Today, Estrada has three children ages 4, 6, and 7, and works to manage his PTSD symptoms with a combination of therapy and medical marijuana, which he claims have helped him manage both his social anxiety and sleep issues (though he still has nightmares almost every night). Estrada says he has also found that CrossFit and Jiu-Jitsu help clear his mind and keep him fit. In 2015, he founded the organization Endurance for Veterans, which works to set up group fitness programs for individuals suffering from PTSD and he has commissioned a study to determine whether exercise therapy is an effective treatment for veterans suffering from trauma.
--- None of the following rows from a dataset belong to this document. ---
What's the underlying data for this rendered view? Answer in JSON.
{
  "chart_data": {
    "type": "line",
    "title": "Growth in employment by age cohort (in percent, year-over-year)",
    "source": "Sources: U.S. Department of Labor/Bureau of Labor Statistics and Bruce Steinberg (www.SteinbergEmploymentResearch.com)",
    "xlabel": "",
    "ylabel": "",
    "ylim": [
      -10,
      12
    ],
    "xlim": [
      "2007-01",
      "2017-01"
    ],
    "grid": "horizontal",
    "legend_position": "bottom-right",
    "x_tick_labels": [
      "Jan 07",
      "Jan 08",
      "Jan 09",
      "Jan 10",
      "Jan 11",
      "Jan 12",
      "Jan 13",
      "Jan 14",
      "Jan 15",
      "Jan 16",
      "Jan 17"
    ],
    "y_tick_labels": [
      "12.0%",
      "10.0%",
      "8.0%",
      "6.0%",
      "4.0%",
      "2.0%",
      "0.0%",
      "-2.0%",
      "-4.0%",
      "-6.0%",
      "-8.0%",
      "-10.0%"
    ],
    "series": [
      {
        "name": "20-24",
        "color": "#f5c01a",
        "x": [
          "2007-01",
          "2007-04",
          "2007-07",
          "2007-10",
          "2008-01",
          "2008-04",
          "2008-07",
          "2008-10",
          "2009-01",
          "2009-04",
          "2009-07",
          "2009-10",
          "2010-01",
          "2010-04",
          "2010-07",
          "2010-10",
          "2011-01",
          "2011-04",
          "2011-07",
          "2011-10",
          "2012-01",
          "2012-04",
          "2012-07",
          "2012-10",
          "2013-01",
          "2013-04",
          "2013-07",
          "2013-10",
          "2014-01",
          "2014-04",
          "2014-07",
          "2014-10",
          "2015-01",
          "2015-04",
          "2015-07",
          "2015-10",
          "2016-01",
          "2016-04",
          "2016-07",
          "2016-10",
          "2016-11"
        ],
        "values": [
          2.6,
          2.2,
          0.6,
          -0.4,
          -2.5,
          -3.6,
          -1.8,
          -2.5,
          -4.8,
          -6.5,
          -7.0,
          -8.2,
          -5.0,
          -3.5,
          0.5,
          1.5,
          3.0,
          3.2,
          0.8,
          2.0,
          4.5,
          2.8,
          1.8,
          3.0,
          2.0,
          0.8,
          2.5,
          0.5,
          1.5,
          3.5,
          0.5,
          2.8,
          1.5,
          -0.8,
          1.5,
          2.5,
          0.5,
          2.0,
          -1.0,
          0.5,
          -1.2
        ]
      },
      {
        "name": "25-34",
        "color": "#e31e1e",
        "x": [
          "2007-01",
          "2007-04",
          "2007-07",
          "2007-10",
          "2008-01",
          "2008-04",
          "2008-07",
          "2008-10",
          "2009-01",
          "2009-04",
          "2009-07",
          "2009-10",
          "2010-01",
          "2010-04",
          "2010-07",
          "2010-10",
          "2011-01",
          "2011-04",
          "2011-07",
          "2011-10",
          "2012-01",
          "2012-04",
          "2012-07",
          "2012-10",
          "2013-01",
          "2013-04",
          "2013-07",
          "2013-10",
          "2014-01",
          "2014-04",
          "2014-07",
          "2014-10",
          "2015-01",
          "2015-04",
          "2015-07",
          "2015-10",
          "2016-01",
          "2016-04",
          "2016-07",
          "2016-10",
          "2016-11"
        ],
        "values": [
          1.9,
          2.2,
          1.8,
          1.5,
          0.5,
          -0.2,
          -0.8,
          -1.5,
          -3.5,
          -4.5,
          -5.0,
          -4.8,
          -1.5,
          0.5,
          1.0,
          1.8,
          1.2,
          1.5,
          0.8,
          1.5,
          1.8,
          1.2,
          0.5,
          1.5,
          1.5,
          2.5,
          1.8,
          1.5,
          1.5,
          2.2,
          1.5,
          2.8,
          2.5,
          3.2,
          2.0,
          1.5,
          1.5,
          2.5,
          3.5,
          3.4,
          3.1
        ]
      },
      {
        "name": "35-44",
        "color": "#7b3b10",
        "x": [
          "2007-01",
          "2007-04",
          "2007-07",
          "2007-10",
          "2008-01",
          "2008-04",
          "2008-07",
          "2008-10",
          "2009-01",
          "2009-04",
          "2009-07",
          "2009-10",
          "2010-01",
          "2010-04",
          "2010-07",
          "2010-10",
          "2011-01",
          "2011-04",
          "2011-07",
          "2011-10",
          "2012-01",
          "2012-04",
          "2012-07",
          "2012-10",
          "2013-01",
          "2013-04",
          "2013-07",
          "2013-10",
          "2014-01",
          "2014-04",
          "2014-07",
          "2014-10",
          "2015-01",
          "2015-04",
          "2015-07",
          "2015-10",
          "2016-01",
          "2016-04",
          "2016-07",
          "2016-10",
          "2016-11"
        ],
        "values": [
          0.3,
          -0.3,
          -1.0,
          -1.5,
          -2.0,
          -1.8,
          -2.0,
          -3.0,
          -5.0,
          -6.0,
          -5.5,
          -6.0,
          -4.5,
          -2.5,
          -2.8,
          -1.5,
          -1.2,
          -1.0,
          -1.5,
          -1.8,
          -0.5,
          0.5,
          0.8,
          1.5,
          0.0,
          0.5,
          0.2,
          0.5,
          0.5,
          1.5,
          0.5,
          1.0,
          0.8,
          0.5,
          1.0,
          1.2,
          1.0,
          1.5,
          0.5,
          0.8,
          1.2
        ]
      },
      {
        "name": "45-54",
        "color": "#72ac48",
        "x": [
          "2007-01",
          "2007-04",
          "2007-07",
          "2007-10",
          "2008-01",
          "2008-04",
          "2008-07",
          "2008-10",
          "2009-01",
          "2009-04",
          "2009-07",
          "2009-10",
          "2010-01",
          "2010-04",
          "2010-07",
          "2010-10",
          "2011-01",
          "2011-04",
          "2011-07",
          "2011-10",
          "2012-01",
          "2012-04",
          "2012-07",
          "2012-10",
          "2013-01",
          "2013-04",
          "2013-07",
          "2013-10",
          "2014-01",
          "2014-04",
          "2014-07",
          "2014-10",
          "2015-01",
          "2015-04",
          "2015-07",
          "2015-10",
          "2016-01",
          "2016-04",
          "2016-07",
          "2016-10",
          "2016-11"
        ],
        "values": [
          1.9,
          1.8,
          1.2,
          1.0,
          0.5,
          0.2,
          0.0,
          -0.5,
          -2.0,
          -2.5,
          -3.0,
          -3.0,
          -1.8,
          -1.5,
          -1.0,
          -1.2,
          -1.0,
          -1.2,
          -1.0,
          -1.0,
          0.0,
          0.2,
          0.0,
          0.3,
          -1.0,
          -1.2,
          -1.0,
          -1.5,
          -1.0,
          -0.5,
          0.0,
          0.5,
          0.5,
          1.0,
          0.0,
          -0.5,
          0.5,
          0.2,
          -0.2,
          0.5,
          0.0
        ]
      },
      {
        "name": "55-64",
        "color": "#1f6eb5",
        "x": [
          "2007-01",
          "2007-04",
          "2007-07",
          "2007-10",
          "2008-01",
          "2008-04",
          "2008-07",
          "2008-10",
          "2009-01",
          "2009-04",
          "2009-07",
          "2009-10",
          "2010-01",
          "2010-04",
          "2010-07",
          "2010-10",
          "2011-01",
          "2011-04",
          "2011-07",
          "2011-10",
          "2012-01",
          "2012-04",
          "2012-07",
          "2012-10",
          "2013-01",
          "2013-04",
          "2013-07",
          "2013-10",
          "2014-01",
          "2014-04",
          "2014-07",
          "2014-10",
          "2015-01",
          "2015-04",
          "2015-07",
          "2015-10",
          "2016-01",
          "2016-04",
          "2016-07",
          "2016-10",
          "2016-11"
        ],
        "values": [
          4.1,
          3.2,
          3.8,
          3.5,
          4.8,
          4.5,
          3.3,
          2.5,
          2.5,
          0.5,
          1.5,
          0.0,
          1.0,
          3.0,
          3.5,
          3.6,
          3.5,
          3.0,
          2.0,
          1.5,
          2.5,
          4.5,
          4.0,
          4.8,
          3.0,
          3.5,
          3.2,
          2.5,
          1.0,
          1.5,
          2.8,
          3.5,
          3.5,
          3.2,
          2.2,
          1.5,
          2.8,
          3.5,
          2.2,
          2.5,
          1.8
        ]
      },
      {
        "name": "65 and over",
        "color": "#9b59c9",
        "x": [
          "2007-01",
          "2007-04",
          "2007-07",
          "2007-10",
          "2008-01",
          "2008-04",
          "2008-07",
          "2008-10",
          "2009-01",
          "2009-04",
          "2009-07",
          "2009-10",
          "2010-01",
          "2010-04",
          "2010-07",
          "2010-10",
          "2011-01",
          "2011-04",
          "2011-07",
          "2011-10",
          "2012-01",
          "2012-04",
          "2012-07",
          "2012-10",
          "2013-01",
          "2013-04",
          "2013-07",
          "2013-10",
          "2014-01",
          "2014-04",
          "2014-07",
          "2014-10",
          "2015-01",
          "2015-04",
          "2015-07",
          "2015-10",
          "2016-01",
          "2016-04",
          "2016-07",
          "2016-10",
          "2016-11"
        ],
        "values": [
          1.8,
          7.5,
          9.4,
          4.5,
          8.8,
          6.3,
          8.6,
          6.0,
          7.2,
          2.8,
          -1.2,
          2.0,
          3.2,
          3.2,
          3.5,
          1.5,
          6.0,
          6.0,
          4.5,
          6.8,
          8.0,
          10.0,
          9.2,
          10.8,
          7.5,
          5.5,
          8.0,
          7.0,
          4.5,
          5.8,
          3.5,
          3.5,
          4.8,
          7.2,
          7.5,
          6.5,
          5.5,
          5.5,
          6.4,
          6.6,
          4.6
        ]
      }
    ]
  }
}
Clinicians like Creech applaud fathers for working to strike a healthy balance and manage their symptoms, but she stresses that there is no cure for PTSD beyond Cognitive Processing Therapy and Prolonged Exposure. As more research continues to confirm that having children intensifies the experience of PTSD, Creech believes that fathers may even need specialized cognitive therapy that does not yet exist. One of her recent studies found that, when parents reported higher levels of parenting satisfaction, their symptoms of PTSD were less severe. This suggests that the ultimate cure may lie within interventions that facilitate more positive parent-child interactions—interventions that are likely to help kids, too.

“We’ve really got to think about how we can help mitigate the impact on the child’s behavioral health,” Creech says. “But also, are there ways we can strengthen the parent-child relationship that improves the parents’ mental health?”